What I discovered was this; Pain killers don’t work with neuropathic problems. They just add fatigue, confusion, constipation, and eventually addiction to the problems I am already facing. They also impair my ability to drive and make decisions. There are medications that will bring neurological symptoms to a dull roar, but there aren’t any that will make it go away. Medicine isn’t there yet. So what the eff does give me a break from the unceasing pain coursing through my body?
ART.
Making any creative thing really. Fine art, crochet, designing stickers online, making miniature gnome habitat parts, it really doesn’t matter as long as I am losing myself in the process of creation or – as the artists lovingly call it – the flow.
See the little watermelons on the right of the bamboo decking? I painted acorns I found on my walk with paint pens. Not fine art but it sure was a fine pain distraction. See the shiny sparkly thing on the left of the house? Beads, wire, and several hours distraction from pain. (I made 5.)
I have created art my whole life, whether through singing and dancing or painting and writing, whether for myself or for profit, and I can tell you the meditative deep dive your brain goes through when you start making something, is the best pain break on earth.
One of the heartbreaking things I have discovered in my time as an artist is most people believe they cannot create art. Our culture has monetized everything to the point that we all believe we can’t do something unless we can do it to the level of selling it. When it comes to the creation of art, we are selling ourselves short. Humans have been creating art since we’ve been around. There are cave paintings from our earliest ancestors. Our very existence on this earth has grown up with art and the process of creating things and expressing things through music or sculpture or drawing or anything is deeply rooted in our brains. We benefit so much from making things. Any things.
This “Little Free Gnome Stuphs” library I made day before yesterday took me 5 hours. I was in a horrible pain state in the morning so I brought out a glue gun and some popsicle sticks and a YouTube tutorial and as I worked my body began to relax. My pain eased.

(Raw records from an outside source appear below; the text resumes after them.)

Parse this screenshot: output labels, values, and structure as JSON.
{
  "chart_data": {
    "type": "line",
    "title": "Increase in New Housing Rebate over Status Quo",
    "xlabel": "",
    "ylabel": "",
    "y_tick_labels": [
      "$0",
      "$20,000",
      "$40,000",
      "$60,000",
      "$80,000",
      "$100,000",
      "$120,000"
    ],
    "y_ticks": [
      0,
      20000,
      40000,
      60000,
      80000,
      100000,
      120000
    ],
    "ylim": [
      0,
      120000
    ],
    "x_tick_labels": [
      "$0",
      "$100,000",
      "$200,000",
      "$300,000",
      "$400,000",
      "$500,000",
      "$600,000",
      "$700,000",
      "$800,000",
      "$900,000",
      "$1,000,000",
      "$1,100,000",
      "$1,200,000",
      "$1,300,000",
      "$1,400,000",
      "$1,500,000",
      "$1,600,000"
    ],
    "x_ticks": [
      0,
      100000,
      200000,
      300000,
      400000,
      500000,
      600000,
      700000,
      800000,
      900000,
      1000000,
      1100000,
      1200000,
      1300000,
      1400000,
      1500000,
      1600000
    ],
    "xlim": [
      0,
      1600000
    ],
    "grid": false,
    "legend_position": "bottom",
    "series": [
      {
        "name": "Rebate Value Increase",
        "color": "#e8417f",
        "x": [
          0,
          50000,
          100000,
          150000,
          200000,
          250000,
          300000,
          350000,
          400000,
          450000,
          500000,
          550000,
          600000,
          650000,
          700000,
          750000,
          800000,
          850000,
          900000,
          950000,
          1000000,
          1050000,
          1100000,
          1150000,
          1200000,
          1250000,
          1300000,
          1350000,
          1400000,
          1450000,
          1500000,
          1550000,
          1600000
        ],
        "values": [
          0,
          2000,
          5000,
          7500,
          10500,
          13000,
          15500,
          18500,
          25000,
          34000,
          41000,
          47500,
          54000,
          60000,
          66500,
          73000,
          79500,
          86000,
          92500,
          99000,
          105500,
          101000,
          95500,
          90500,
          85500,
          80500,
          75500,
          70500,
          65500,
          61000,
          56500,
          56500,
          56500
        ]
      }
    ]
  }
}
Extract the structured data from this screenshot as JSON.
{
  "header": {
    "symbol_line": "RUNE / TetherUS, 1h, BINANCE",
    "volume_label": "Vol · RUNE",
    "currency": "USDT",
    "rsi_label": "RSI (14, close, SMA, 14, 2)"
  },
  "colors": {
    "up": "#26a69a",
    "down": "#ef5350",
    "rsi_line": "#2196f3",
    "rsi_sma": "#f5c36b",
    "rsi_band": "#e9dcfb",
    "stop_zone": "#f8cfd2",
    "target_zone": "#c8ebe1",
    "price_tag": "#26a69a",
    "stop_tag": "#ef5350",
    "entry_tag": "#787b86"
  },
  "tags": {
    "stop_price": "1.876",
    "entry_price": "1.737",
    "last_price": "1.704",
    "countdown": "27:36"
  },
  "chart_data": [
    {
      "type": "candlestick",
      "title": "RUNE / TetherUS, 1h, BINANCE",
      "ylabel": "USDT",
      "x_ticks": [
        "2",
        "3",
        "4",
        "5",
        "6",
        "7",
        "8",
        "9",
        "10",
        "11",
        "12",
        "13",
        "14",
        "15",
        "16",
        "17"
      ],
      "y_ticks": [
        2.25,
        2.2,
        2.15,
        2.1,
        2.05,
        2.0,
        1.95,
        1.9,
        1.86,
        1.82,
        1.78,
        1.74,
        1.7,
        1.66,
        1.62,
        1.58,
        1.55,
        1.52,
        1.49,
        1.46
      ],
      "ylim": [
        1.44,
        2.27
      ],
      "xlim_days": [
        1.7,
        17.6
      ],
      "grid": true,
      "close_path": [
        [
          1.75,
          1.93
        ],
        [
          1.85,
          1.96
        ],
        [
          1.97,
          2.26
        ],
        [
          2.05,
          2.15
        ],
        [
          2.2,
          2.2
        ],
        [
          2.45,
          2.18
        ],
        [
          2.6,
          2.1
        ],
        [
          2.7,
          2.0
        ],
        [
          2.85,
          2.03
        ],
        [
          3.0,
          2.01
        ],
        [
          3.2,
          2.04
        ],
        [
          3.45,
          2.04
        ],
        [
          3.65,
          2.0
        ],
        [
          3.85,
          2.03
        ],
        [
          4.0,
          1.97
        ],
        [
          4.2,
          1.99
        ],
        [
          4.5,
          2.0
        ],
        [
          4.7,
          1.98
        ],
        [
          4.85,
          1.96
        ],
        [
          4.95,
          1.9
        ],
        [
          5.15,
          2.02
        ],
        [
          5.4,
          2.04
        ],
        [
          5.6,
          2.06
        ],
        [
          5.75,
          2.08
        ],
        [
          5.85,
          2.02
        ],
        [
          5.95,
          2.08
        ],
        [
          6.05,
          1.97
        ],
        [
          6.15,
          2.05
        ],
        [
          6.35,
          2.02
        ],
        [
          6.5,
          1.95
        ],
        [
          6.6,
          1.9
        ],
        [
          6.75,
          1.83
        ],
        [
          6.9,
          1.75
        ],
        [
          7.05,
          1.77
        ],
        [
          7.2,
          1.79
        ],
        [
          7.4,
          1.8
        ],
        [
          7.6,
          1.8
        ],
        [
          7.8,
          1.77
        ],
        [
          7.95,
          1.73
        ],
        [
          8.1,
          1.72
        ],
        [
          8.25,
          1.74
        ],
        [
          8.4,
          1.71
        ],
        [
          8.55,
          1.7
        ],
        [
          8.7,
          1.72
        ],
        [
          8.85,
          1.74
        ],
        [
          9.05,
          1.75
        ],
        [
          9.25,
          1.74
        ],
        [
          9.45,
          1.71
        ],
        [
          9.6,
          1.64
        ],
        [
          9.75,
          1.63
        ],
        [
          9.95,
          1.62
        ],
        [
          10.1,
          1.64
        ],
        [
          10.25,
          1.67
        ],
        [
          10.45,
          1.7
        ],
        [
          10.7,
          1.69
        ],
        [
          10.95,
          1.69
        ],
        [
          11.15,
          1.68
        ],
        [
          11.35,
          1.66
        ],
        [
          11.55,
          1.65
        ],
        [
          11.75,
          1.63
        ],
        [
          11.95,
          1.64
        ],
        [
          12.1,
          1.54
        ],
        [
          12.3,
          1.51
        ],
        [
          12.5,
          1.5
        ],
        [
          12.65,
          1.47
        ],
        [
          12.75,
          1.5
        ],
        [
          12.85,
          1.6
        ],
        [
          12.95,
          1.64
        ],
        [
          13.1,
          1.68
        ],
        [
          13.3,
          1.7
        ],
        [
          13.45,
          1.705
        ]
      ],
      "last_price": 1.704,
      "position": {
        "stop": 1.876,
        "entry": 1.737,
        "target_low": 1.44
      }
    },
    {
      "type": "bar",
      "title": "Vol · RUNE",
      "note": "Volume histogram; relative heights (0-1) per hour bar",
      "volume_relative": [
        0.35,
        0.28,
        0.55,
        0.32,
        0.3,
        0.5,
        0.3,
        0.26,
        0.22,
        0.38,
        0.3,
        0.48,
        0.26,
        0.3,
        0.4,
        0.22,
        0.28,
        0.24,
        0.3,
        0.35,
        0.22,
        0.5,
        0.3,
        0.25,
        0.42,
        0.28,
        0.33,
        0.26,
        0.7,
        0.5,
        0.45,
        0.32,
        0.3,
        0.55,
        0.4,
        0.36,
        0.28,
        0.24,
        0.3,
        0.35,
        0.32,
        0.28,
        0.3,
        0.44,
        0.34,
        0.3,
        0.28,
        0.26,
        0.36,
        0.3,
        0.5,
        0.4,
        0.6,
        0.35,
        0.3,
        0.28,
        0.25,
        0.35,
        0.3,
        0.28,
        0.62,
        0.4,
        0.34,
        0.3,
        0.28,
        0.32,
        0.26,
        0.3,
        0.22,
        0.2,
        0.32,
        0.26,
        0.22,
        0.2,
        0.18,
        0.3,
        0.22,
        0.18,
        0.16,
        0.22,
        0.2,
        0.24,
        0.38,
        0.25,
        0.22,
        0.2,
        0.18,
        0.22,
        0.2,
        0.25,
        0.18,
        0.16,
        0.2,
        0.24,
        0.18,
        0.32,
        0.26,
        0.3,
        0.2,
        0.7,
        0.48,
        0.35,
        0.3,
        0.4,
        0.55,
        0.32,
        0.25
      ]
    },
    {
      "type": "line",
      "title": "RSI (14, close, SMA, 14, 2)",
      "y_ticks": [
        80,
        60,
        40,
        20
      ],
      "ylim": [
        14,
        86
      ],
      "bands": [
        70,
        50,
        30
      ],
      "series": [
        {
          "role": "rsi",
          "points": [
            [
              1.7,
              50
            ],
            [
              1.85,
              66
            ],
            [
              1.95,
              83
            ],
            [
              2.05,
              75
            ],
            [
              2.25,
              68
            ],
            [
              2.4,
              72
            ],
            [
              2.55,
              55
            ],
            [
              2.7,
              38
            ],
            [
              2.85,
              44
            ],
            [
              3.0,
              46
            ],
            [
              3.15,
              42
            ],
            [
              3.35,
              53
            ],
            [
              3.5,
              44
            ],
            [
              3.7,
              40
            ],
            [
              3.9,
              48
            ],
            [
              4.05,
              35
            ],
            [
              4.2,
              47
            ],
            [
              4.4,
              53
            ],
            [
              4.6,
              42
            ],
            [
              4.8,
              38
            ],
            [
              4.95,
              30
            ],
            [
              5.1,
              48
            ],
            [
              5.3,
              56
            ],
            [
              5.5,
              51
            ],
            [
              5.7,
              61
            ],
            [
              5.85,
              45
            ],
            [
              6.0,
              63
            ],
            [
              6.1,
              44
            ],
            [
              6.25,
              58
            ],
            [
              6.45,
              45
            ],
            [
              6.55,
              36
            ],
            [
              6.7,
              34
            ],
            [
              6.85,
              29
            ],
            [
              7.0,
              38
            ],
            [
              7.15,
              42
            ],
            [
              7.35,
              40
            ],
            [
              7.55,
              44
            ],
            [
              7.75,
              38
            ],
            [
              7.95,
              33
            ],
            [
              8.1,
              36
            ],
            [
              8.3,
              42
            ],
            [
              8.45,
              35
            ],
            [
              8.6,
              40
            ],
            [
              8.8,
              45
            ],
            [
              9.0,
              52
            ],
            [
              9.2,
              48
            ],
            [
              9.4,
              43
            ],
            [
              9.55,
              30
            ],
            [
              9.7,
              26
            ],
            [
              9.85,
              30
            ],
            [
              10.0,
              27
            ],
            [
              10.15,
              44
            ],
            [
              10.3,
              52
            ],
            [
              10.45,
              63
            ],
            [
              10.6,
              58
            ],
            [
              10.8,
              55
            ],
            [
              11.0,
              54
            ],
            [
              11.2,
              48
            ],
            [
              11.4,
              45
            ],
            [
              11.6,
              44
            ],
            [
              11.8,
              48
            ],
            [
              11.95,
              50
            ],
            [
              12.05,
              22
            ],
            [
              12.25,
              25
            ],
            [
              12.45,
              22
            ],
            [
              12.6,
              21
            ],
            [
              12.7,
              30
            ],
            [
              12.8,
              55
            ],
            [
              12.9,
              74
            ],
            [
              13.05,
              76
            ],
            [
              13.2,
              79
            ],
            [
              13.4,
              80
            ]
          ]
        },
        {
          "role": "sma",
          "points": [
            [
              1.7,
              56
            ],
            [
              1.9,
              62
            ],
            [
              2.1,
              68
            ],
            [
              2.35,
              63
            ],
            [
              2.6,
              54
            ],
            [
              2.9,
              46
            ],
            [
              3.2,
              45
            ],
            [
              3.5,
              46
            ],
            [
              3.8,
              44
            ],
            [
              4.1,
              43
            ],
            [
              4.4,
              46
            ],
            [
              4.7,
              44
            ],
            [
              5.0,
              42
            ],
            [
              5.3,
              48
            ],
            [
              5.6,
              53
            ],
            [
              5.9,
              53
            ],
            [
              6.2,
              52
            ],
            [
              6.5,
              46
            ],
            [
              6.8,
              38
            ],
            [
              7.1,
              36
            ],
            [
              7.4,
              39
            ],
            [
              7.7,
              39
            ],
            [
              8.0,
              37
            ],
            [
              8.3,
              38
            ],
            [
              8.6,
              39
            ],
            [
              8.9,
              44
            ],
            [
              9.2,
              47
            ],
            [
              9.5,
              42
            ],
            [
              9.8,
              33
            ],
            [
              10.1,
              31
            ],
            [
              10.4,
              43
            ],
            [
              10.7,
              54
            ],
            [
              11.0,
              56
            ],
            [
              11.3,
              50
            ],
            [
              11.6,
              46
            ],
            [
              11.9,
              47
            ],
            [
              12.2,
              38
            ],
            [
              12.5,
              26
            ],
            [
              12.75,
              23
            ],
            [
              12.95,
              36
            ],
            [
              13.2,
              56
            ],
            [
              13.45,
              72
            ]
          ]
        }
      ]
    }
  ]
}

I devoted more than half a day to making that tiny popsicle stick library for neighborhood children to open and take gifts out of. It is not something to sell on Etsy or to hang in a gallery but it was fun and meditative AND very effective pain control. It will not solve the crisis in the Middle East, or earn some art dealer a giant commission. It did give me several hours of lessened pain and made at least one little girl smile as she took a trinket out of it on her walk this morning.
Now, if you had told me in year five, or seven, or even nine of this horrible chronic pain journey that I would be controlling my pain with popsicle sticks and glue I would have shoved some choice words up your ass and moved on to my next doctors appointment. I am in no way telling you to stop getting treatments or taking medications. I am simply suggesting you also pick up a coloring book and some pens and see if you get a bit of a break from the eternal weight of chronic illness with an art project.
Being a sarcastic person I am a fan of this stripe of coloring book. You can get your art zen on and swear a blue streak at the exact same time. The important thing is to find the flow.
My flow has been very Gnome Garden directed lately. I’ve made a well, tiny produce, repurposed various jewelry pieces for decor, and created a little village under my juniper bush for the folk. I even treated myself to a few pre-made solar houses that light up, though I did repaint some of them.
I’m not sure what my next art project will be but I know there will be one. It’s a vital to my continued existence on this planet as my PT and my cold plunge.